Ramadan 1433 H
Berpuasa untuk Menyapih Nafsu
Menurut ulama besar Imam al-Bushoiri, nafsu itu sama dengan bayi. Ia akan selalu meminta susu kepada ibunya sampai ia disapih.
Inti disyariatkannya puasa adalah menahan diri dan mengendalikan sahwat kemanusiaan, yaitu sesuatu yang menjadi keinginan dan dan kebutuhan manusia. Sahwat tersebut seperti keinginan makan, minum, dan hubungan seks dengan pasangan kita. Tetapi, semua itu harus kita tahan dalam jangka waktu tertentu --yang sebenarnya halal-- karena semata-mata mengharap ridha Allah SWT.
Puasa Ramadan yang kita tunaikan sebulan penuh, dapat mempersempit ruang gerak dan kesempatan setan untuk menggoda manusia. Sebab pada saat berpuasa jaringan lemak dalam aliran darah menyempit sehingga setan tidak dapat melewatinya.

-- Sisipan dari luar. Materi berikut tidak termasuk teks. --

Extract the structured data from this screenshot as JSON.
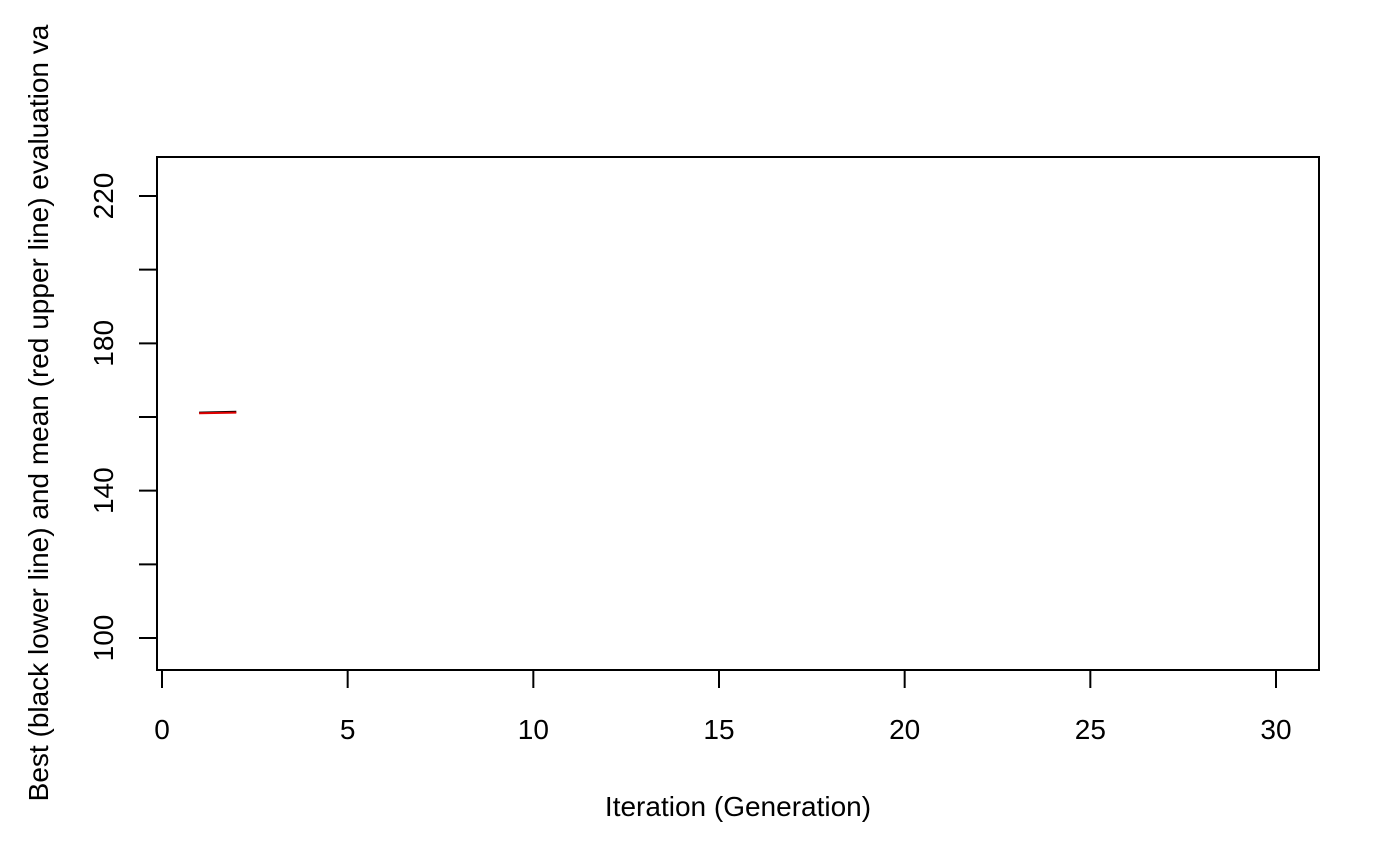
{
  "chart_data": {
    "type": "line",
    "title": "",
    "xlabel": "Iteration (Generation)",
    "ylabel": "Best (black lower line) and mean (red upper line) evaluation va",
    "xlim": [
      0,
      30
    ],
    "ylim": [
      92,
      230
    ],
    "x_ticks": [
      0,
      5,
      10,
      15,
      20,
      25,
      30
    ],
    "y_ticks": [
      100,
      140,
      180,
      220
    ],
    "y_minor_ticks": [
      120,
      160,
      200
    ],
    "grid": false,
    "legend": "none",
    "series": [
      {
        "color": "#000000",
        "x": [
          1,
          2
        ],
        "y": [
          161.2,
          161.4
        ]
      },
      {
        "color": "#DF0000",
        "x": [
          1,
          2
        ],
        "y": [
          161.0,
          161.2
        ]
      }
    ]
  }
}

Maka, dengan berpuasa di bulan Ramadan seharusnya seseorang dapat mengurangi bahkan menghindari perbuatan dosa. Hasil akhirnya adalah seorang muslim dapat melatih kesabaran untuk taat kepada Allah SWT dan sabar meninggalkan maksiat. Saat berpuasa, sepanjang harinya seluruh nafas, gerak dan langkahnya adalah sukur yang bernilai pahala. Bahkan tidur sekalipun, orang berpuasa mendapat pahala.

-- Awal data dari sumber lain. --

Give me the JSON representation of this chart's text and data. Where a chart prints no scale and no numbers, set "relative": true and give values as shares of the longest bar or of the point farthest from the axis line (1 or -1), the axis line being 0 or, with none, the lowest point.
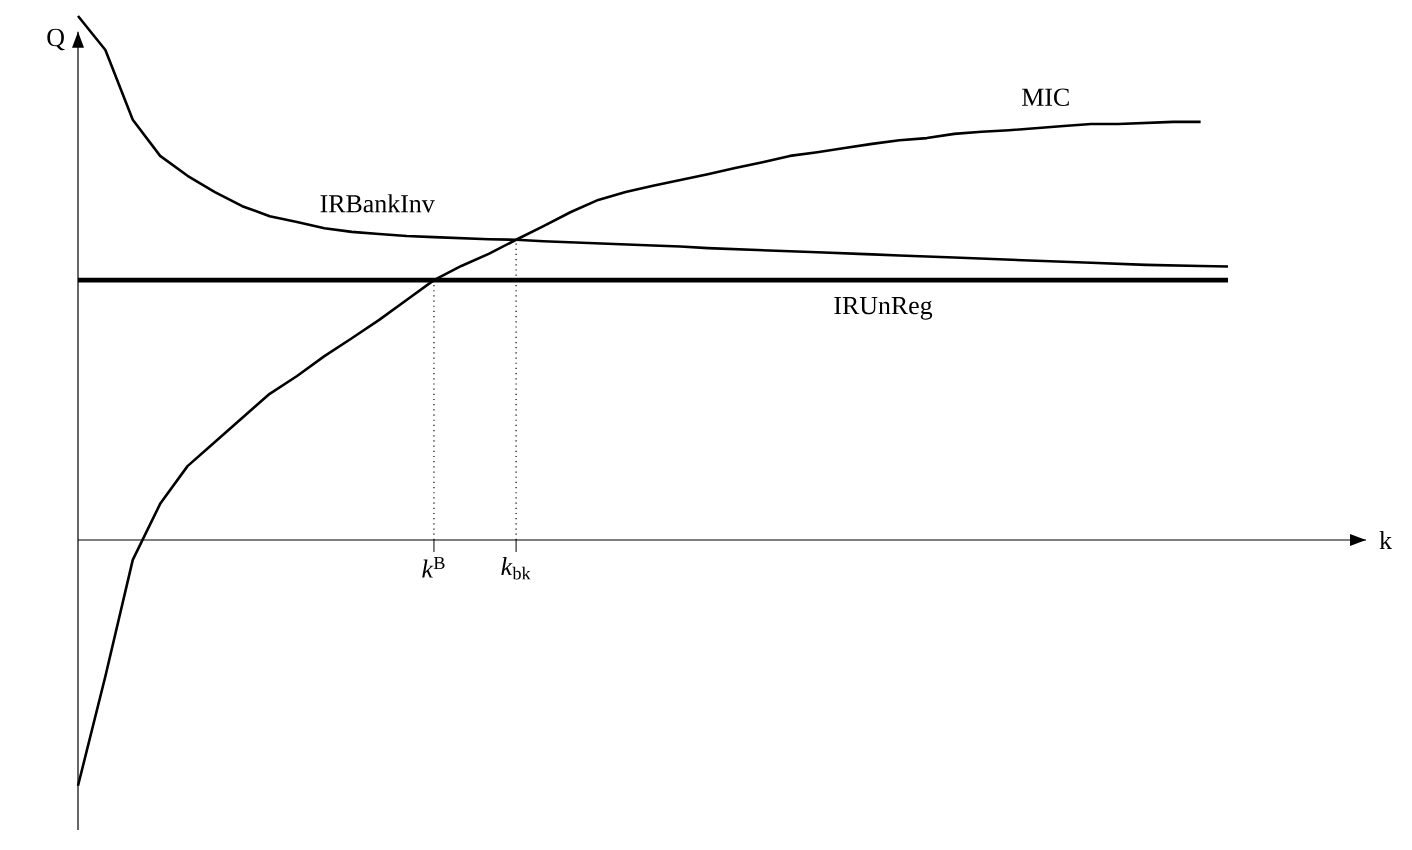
{
  "chart_data": {
    "type": "line",
    "relative": true,
    "ylabel": "Q",
    "marker": "none",
    "line_style": "solid",
    "categories": [
      null,
      null,
      null,
      null,
      null,
      null,
      null,
      null,
      null,
      null,
      null,
      null,
      null,
      null,
      null,
      null,
      null,
      null,
      null,
      null,
      null,
      null,
      null,
      null,
      null,
      null,
      null,
      null,
      null,
      null,
      null,
      null,
      null,
      null,
      null,
      null,
      null,
      null,
      null,
      null,
      null,
      null,
      null
    ],
    "series": [
      {
        "name": "IRBankInv",
        "color": "#000000",
        "values": [
          1,
          0.935,
          0.802,
          0.733,
          0.695,
          0.664,
          0.637,
          0.618,
          0.607,
          0.595,
          0.588,
          0.584,
          0.58,
          0.578,
          0.576,
          0.574,
          0.573,
          0.57,
          0.568,
          0.566,
          0.564,
          0.562,
          0.56,
          0.557,
          0.555,
          0.553,
          0.551,
          0.549,
          0.547,
          0.545,
          0.543,
          0.541,
          0.539,
          0.537,
          0.535,
          0.533,
          0.531,
          0.529,
          0.527,
          0.525,
          0.524,
          0.523,
          0.522
        ]
      },
      {
        "name": "MIC",
        "color": "#000000",
        "values": [
          -0.469,
          -0.26,
          -0.038,
          0.069,
          0.141,
          0.187,
          0.233,
          0.279,
          0.313,
          0.351,
          0.385,
          0.42,
          0.458,
          0.496,
          0.523,
          0.546,
          0.573,
          0.599,
          0.626,
          0.649,
          0.664,
          0.676,
          0.687,
          0.698,
          0.71,
          0.721,
          0.733,
          0.74,
          0.748,
          0.756,
          0.763,
          0.767,
          0.775,
          0.779,
          0.782,
          0.786,
          0.79,
          0.794,
          0.794,
          0.796,
          0.798,
          0.798,
          null
        ]
      },
      {
        "name": "IRUnReg",
        "color": "#000000",
        "values": [
          0.496,
          0.496,
          0.496,
          0.496,
          0.496,
          0.496,
          0.496,
          0.496,
          0.496,
          0.496,
          0.496,
          0.496,
          0.496,
          0.496,
          0.496,
          0.496,
          0.496,
          0.496,
          0.496,
          0.496,
          0.496,
          0.496,
          0.496,
          0.496,
          0.496,
          0.496,
          0.496,
          0.496,
          0.496,
          0.496,
          0.496,
          0.496,
          0.496,
          0.496,
          0.496,
          0.496,
          0.496,
          0.496,
          0.496,
          0.496,
          0.496,
          0.496,
          0.496
        ]
      }
    ],
    "annotations": [
      "*k*$^{B}$",
      "*k*$_{bk}$",
      "k"
    ]
  }
}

Selain itu, latihan menahan nafsu dan sahwat selama Ramadan, dapat membentuk karakter seseorang untuk menjadi tangguh, pejuang ulet yang tidak mudah menyerah. Maka kemenangan saat datang Lebaran disambut bagai mujahid di jalan Allah SWT dengan kumandang takbir Akbar kemenangan.
Puasa adalah sarana pendidikan untuk kejujuran. Seseorang yang sedang berpuasa melatih diri untuk sportif dan konsisten di jalan kebenaran. Orang yang berpuasa merasa selalu dilihat dan diawasi oleh Allah dalam setiap detik dan langkah, sehingga terhindar dari kepura-puraan dan perbuatan manipulasi.
Demikian juga puasa Ramadan dapat memadukan antara kehidupan raga dan jiwa, bahkan saat berpuasa seseorang ibarat tengah mengasah batinnya menuju ketajaman yang sejati. Karenanya, akan muncul kepedulian dan empati kepada orang yang yang kurang mampu dan tidak berdaya. Syariat mewajibkan untuk mengeluarkan zakat fitrah di akhir pelaksanaan puasa adalah cermin dari kebersihan jiwa yang telah mendapatkan fitrahannya dan meraih nilai kemanusiaan.
Puasa Ramadan adalah sesuatu yang istemewa dan dikerjakan hanya untuk Allah SWT semata. Jika semua nilai ibadah akan dilipatgandakan oleh Allah SWT menjadi sepuluh atau tujuh ratus kali lipat, maka semua ibadah dan amal baik yang kita lakukan selama berpuasa Ramadan dilipatgandakan pahalanya oleh Allah sampai tidak ada batasnya (unlimited).
Mengapa? Sebab, orang yang sedang berpuasa telah rela meninggalkan yang halal bagi dirinya karena semata-mata mengharap rahmat dan ampunan Allah SWT serta pembebasan dari api neraka. Inilah yang harus kita jadikan pedoman, utamanya dalam sepuluh hari terakhir menuju garis finish ibadah puasa Ramadan.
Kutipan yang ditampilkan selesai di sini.